How to care for oily skin

Oily skin is caused by too much sebum being produced due to over-active glands. Sebum is actually a natural, healthy skin lubricant, definitely not a bad thing. However, when the skin produces too much sebum, it becomes oily, or thick and heavy in texture. Oily skin is shiny and prone to pimples and blemishes. This skin type isn’t always bad because it is less prone to wrinkling and other signs of aging than other skin types. This is the result of the oil helping to keep precious moisture locked in the epidermis, or outermost layer of the skin. The most negative aspect of this skin type is the fact that oily complexions are especially susceptible to clogged pores, blackheads, and buildup of dead skin cells on the surface. Oily skin can have large, clearly visible pores especially in your face’s “T-zone.”

You’ll need patience to successfully treat oily skin, since excessive oil production is actually an internal problem. Results will be slow, and in some cases the client should be referred to a dermatologist. Although oiliness may not be completely eliminated, the condition will be improved.

The main focus of treating oily skin is to remove excess surface sebum without too much removal of the skin lipids. Severe degreasing treatment can lead to an apparent worsening of secretion, which kills the point of the cleansing in the first place. A method of cleansing is to wash the skin with a prepared solution of a very mild synthetic detergent containing no oils, waxes or any other lipid agent that could aggravate the condition of the skin. Sometimes this is combined with a toning lotion. This will eliminate the oily residue and debris from the skin surface. Some cleansing products contain low concentrations of hydroxy acids, which remove dead cells from the upper levels of the stratum corneum. A light moisturizer may be included in the product to counteract any drying effects of the cleanser. You’ll need to use this on an ongoing basis to keep the condition at bay.
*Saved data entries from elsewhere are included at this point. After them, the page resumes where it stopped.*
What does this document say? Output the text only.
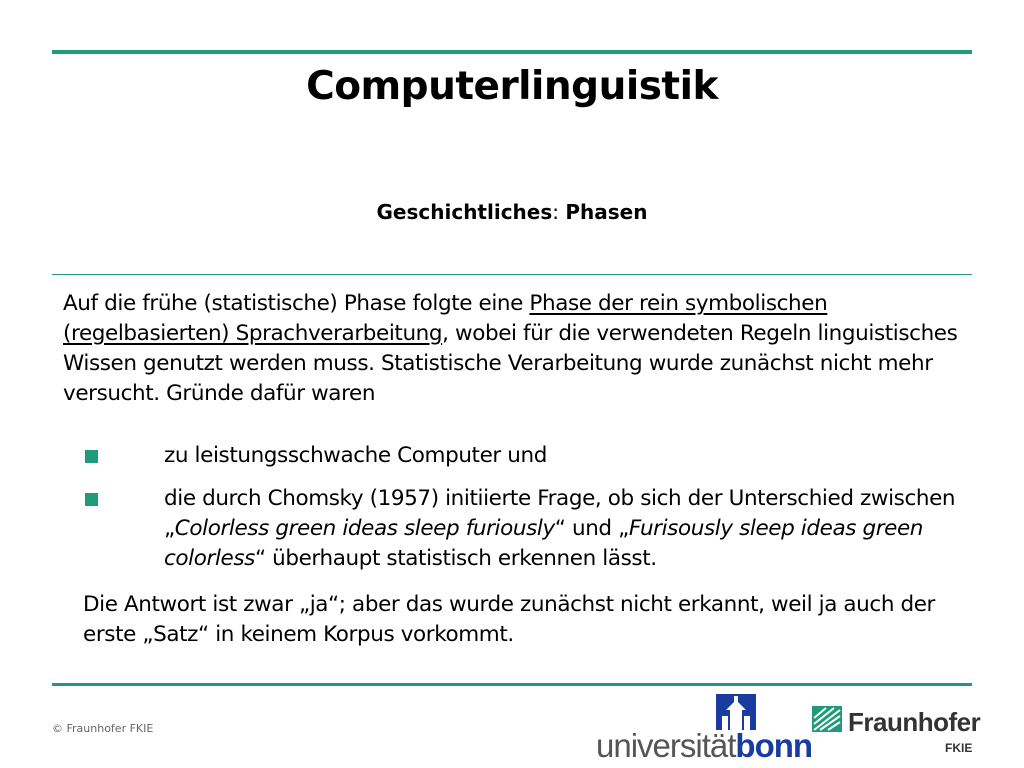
Computerlinguistik
Geschichtliches: Phasen
Auf die frühe (statistische) Phase folgte eine Phase der rein symbolischen (regelbasierten) Sprachverarbeitung, wobei für die verwendeten Regeln linguistisches Wissen genutzt werden muss. Statistische Verarbeitung wurde zunächst nicht mehr versucht. Gründe dafür waren
zu leistungsschwache Computer und
die durch Chomsky (1957) initiierte Frage, ob sich der Unterschied zwischen „Colorless green ideas sleep furiously“ und „Furisously sleep ideas green colorless“ überhaupt statistisch erkennen lässt.
Die Antwort ist zwar „ja“; aber das wurde zunächst nicht erkannt, weil ja auch der erste „Satz“ in keinem Korpus vorkommt.
© Fraunhofer FKIE	universitätbonn
Fraunhofer
FKIE
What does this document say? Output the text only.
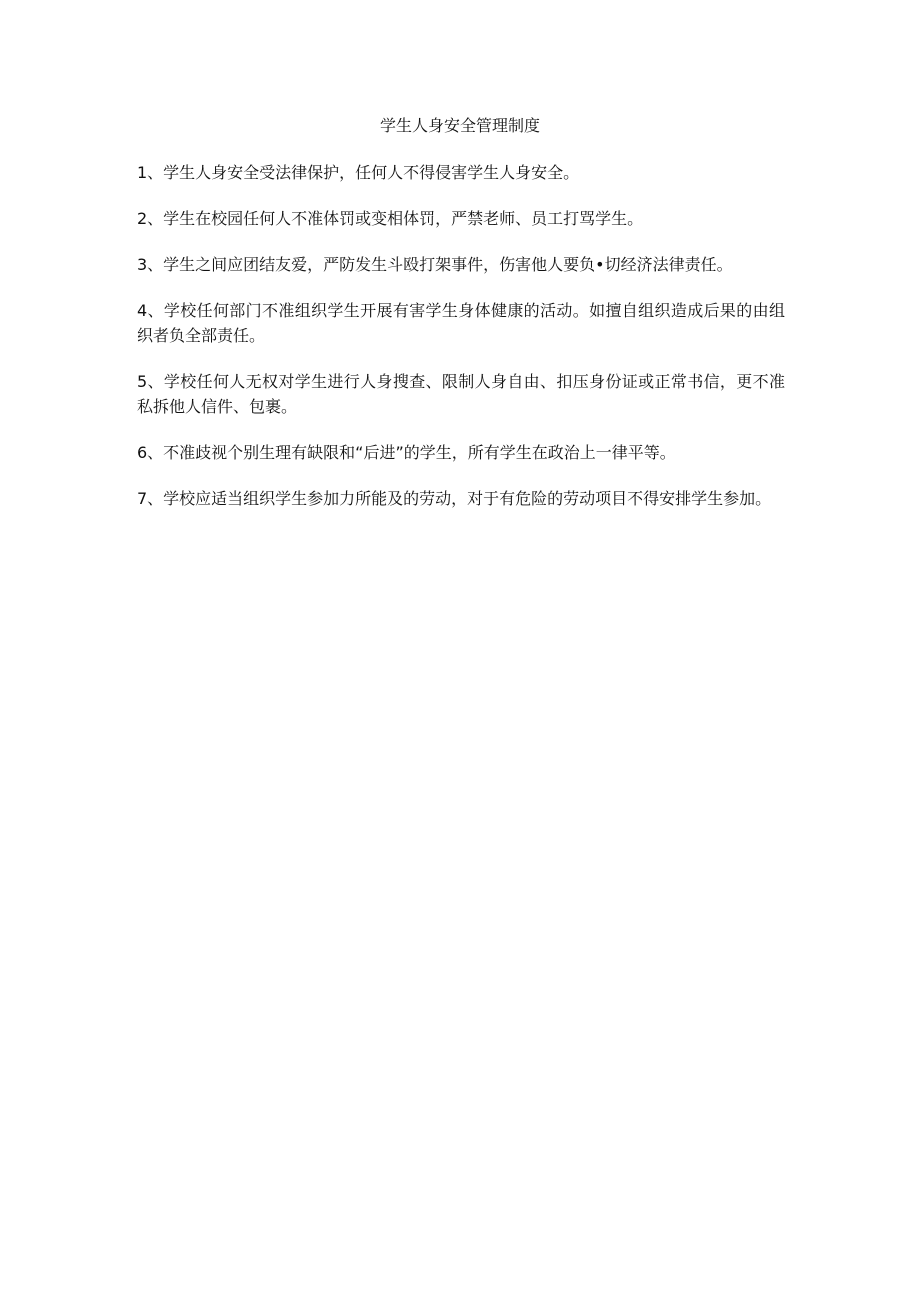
学生人身安全管理制度
1、学生人身安全受法律保护，任何人不得侵害学生人身安全。
2、学生在校园任何人不准体罚或变相体罚，严禁老师、员工打骂学生。
3、学生之间应团结友爱，严防发生斗殴打架事件，伤害他人要负•切经济法律责任。
4、学校任何部门不准组织学生开展有害学生身体健康的活动。如擅自组织造成后果的由组织者负全部责任。
5、学校任何人无权对学生进行人身搜查、限制人身自由、扣压身份证或正常书信，更不准私拆他人信件、包裹。
6、不准歧视个别生理有缺限和“后进”的学生，所有学生在政治上一律平等。
7、学校应适当组织学生参加力所能及的劳动，对于有危险的劳动项目不得安排学生参加。
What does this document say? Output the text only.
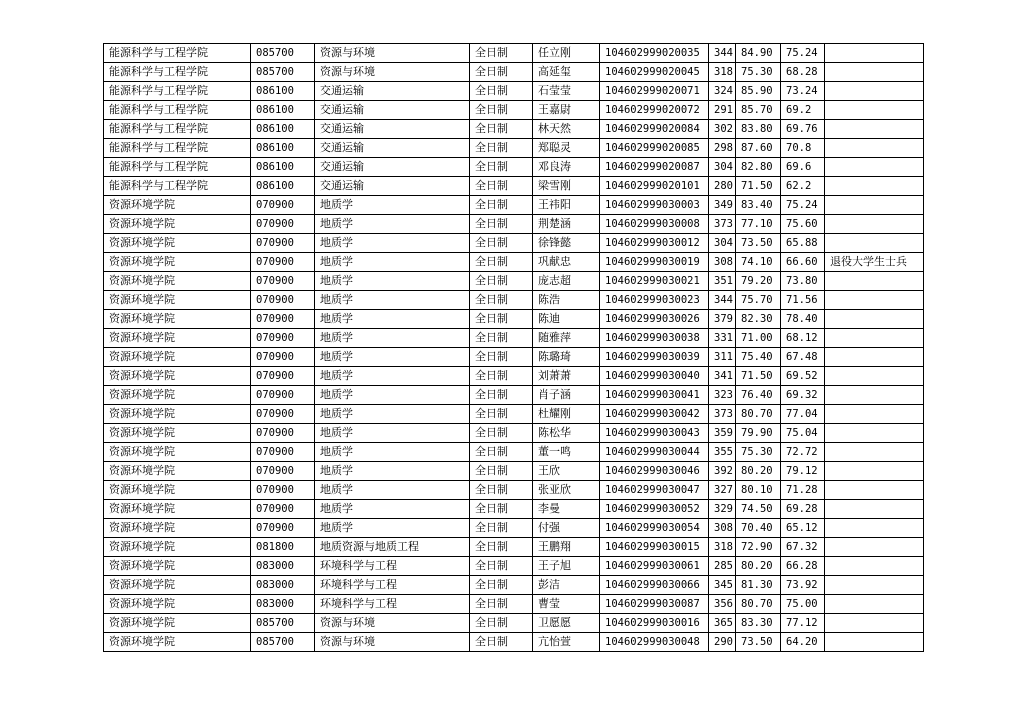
能源科学与工程学院	085700	资源与环境	全日制	任立刚	104602999020035	344	84.90	75.24	
能源科学与工程学院	085700	资源与环境	全日制	高延玺	104602999020045	318	75.30	68.28	
能源科学与工程学院	086100	交通运输	全日制	石莹莹	104602999020071	324	85.90	73.24	
能源科学与工程学院	086100	交通运输	全日制	王嘉尉	104602999020072	291	85.70	69.2	
能源科学与工程学院	086100	交通运输	全日制	林天然	104602999020084	302	83.80	69.76	
能源科学与工程学院	086100	交通运输	全日制	郑聪灵	104602999020085	298	87.60	70.8	
能源科学与工程学院	086100	交通运输	全日制	邓良涛	104602999020087	304	82.80	69.6	
能源科学与工程学院	086100	交通运输	全日制	梁雪刚	104602999020101	280	71.50	62.2	
资源环境学院	070900	地质学	全日制	王祎阳	104602999030003	349	83.40	75.24	
资源环境学院	070900	地质学	全日制	荆楚涵	104602999030008	373	77.10	75.60	
资源环境学院	070900	地质学	全日制	徐锋懿	104602999030012	304	73.50	65.88	
资源环境学院	070900	地质学	全日制	巩献忠	104602999030019	308	74.10	66.60	退役大学生士兵
资源环境学院	070900	地质学	全日制	庞志超	104602999030021	351	79.20	73.80	
资源环境学院	070900	地质学	全日制	陈浩	104602999030023	344	75.70	71.56	
资源环境学院	070900	地质学	全日制	陈迪	104602999030026	379	82.30	78.40	
资源环境学院	070900	地质学	全日制	随雅萍	104602999030038	331	71.00	68.12	
资源环境学院	070900	地质学	全日制	陈璐琦	104602999030039	311	75.40	67.48	
资源环境学院	070900	地质学	全日制	刘萧萧	104602999030040	341	71.50	69.52	
资源环境学院	070900	地质学	全日制	肖子涵	104602999030041	323	76.40	69.32	
资源环境学院	070900	地质学	全日制	杜耀刚	104602999030042	373	80.70	77.04	
资源环境学院	070900	地质学	全日制	陈松华	104602999030043	359	79.90	75.04	
资源环境学院	070900	地质学	全日制	董一鸣	104602999030044	355	75.30	72.72	
资源环境学院	070900	地质学	全日制	王欣	104602999030046	392	80.20	79.12	
资源环境学院	070900	地质学	全日制	张亚欣	104602999030047	327	80.10	71.28	
资源环境学院	070900	地质学	全日制	李曼	104602999030052	329	74.50	69.28	
资源环境学院	070900	地质学	全日制	付强	104602999030054	308	70.40	65.12	
资源环境学院	081800	地质资源与地质工程	全日制	王鹏翔	104602999030015	318	72.90	67.32	
资源环境学院	083000	环境科学与工程	全日制	王子旭	104602999030061	285	80.20	66.28	
资源环境学院	083000	环境科学与工程	全日制	彭洁	104602999030066	345	81.30	73.92	
资源环境学院	083000	环境科学与工程	全日制	曹莹	104602999030087	356	80.70	75.00	
资源环境学院	085700	资源与环境	全日制	卫愿愿	104602999030016	365	83.30	77.12	
资源环境学院	085700	资源与环境	全日制	亢怡萱	104602999030048	290	73.50	64.20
You can also use a lathering cloth for facial cleansing purposes. This is a growing segment of the facial-care market. Some of the cloths are designed to meet the specific needs of different skin types. The cloth will contain a low level of surfactants making them mild to skin. These products are able to generate a lather via the cloth structure, incorporating air as the lather is generated. Carefully depositing conditioning agents directly onto the skin helps to improve the skin’s overall condition beyond basic cleansing. This is how we can attack the problem from the topical level, but keep in mind that we must make internal changes as well in order to see lasting changes. Lastly, the different cloth textures allow for individualized and gentle exfoliation that removes skin flakes for a more even skin surface. This combination of benefits can eliminate the need of other specialty cleansing products, such as exfoliators, make-up removers and toners.
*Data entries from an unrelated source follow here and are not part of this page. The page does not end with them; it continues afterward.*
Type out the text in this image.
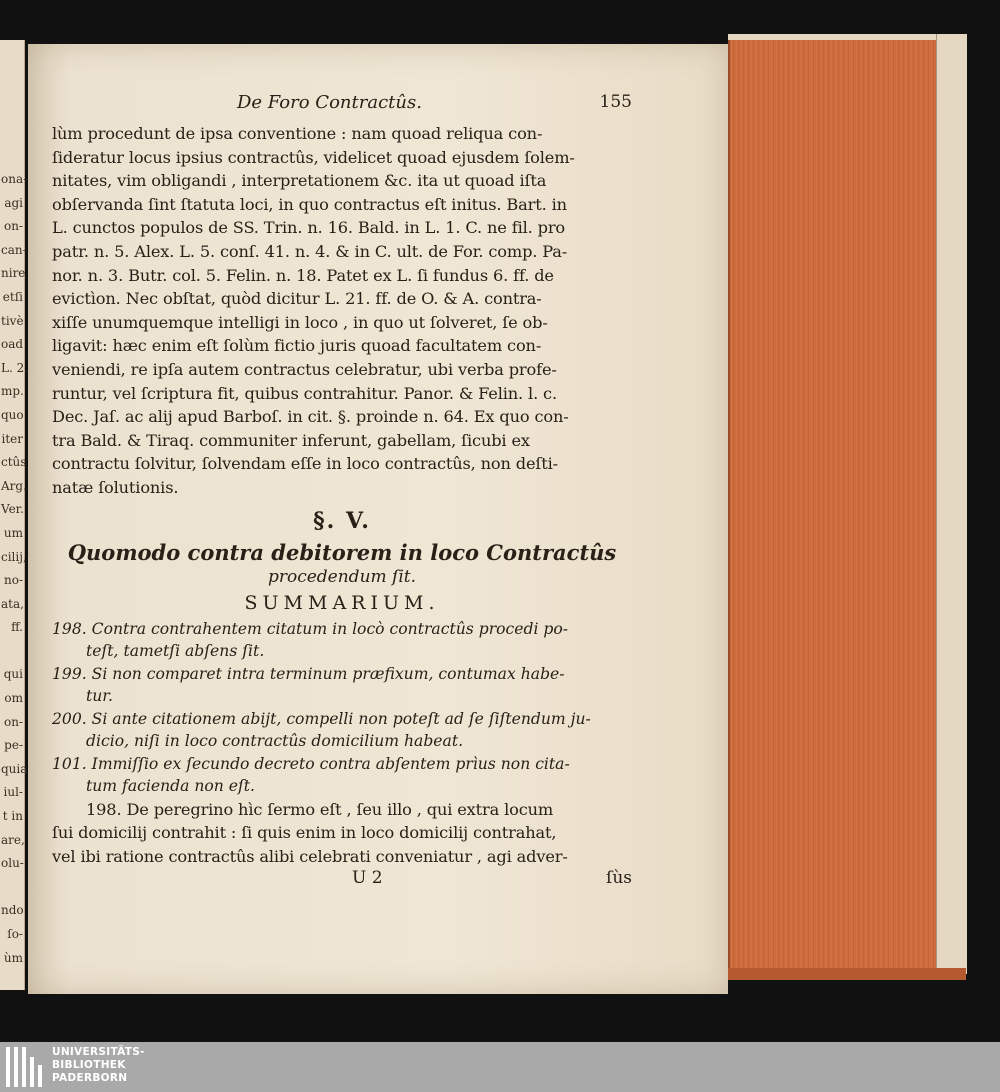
ona-
agi
on-
can-
nire
etſi
tivè
oad
L. 2.
mp.
quo
iter
ctûs
Arg.
Ver.
um
cilij,
no-
ata,
ff.

qui
om
on-
pe-
quia
iul-
t in
are,
olu-

ndo
ſo-
ùm
De Foro Contractûs.	155
lùm procedunt de ipsa conventione : nam quoad reliqua con-
ſideratur locus ipsius contractûs, videlicet quoad ejusdem ſolem-
nitates, vim obligandi , interpretationem &c. ita ut quoad iſta
obſervanda ſint ſtatuta loci, in quo contractus eſt initus. Bart. in
L. cunctos populos de SS. Trin. n. 16. Bald. in L. 1. C. ne fil. pro
patr. n. 5. Alex. L. 5. conſ. 41. n. 4. & in C. ult. de For. comp. Pa-
nor. n. 3. Butr. col. 5. Felin. n. 18. Patet ex L. ſi fundus 6. ff. de
evictìon. Nec obſtat, quòd dicitur L. 21. ff. de O. & A. contra-
xiſſe unumquemque intelligi in loco , in quo ut ſolveret, ſe ob-
ligavit: hæc enim eſt ſolùm fictio juris quoad facultatem con-
veniendi, re ipſa autem contractus celebratur, ubi verba profe-
runtur, vel ſcriptura fit, quibus contrahitur. Panor. & Felin. l. c.
Dec. Jaſ. ac alij apud Barboſ. in cit. §. proinde n. 64. Ex quo con-
tra Bald. & Tiraq. communiter inferunt, gabellam, ſicubi ex
contractu ſolvitur, ſolvendam eſſe in loco contractûs, non deſti-
natæ ſolutionis.
§. V.
Quomodo contra debitorem in loco Contractûs
procedendum ſit.
SUMMARIUM.
198. Contra contrahentem citatum in locò contractûs procedi po-
teſt, tametſi abſens ſit.
199. Si non comparet intra terminum præfixum, contumax habe-
tur.
200. Si ante citationem abijt, compelli non poteſt ad ſe ſiſtendum ju-
dicio, niſi in loco contractûs domicilium habeat.
101. Immiſſio ex ſecundo decreto contra abſentem prìus non cita-
tum facienda non eſt.
198. De peregrino hìc ſermo eſt , ſeu illo , qui extra locum
ſui domicilij contrahit : ſi quis enim in loco domicilij contrahat,
vel ibi ratione contractûs alibi celebrati conveniatur , agi adver-
U 2	ſùs
UNIVERSITÄTS-
BIBLIOTHEK
PADERBORN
It’s super important to continue to treat your skin every day with an astringent, but please don’t use any alcohol-based products! if you strip too much oil from your face (which alcohol will do), the skin will overcompensate and produce even more oil, and we’re right back to where we started. Cleanse twice a day with a mild cleanser to prevent clogged pores, but don’t scrub hard or overdo it. Moisturizing is not necessary on a daily basis. However, if your face feels tight after washing, then apply a light, oil-free moisturizer. Please also avoid mineral oils and cocoa butter. When choosing makeup, especially foundation and blush, buy oil-free products. Only use oil free and non-comedogenic make-up so you don’t end up clogging your pores. (There are also many oil-absorbing foundations that will help keep excess oil from accumulating on your face) Use a sunscreen that is not oil based, preferably a gel, as it’s less greasy. Be sure to use a minimum SPF of 15. If you do have breakouts, use a cleanser with salicylic acid to help exfoliate pores.
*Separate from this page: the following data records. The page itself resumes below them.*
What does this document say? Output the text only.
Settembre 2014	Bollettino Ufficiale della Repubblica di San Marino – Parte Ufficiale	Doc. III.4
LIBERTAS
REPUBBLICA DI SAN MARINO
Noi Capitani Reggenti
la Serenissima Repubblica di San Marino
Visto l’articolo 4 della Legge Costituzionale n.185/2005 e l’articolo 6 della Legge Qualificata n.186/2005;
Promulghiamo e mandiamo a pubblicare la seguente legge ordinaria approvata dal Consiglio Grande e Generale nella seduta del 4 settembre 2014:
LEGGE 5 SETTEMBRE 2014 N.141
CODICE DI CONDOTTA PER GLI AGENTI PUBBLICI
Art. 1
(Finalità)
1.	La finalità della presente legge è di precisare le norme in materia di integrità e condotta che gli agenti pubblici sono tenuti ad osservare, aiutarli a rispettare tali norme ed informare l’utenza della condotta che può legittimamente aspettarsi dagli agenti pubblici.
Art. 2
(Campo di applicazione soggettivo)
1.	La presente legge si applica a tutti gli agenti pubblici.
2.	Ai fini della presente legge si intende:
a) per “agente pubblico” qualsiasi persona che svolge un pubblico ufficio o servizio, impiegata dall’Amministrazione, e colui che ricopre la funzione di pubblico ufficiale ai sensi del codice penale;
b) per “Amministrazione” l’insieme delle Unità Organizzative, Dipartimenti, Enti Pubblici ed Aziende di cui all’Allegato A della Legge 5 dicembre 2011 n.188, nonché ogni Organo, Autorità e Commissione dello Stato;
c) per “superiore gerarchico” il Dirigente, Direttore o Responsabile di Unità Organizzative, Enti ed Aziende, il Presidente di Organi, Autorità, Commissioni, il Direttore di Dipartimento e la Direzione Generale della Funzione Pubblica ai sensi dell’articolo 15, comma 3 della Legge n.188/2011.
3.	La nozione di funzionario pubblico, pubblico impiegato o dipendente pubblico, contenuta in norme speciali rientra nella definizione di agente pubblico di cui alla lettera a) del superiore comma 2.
We need to address the internal aspect of this as well. The right diet will go a long way here – avoid refined starches, sugar, animal and dairy fats, fried and processed foods. Eat a low-fat diet emphasizing fresh fruit, vegetables, and complex carbohydrates. Drink 6-8 glasses of water each day. Try to have regular, daily bowel movements. Make sure your vitamin/mineral intake is adequate. Vitamin A, B-6 and lecithin can be helpful. And most important of all, you should be exercising everyday.

The right combination of internal and external treatments will improve this condition, follow the instructions above and you’ll be enjoying wonderful healthy looking skin in no time!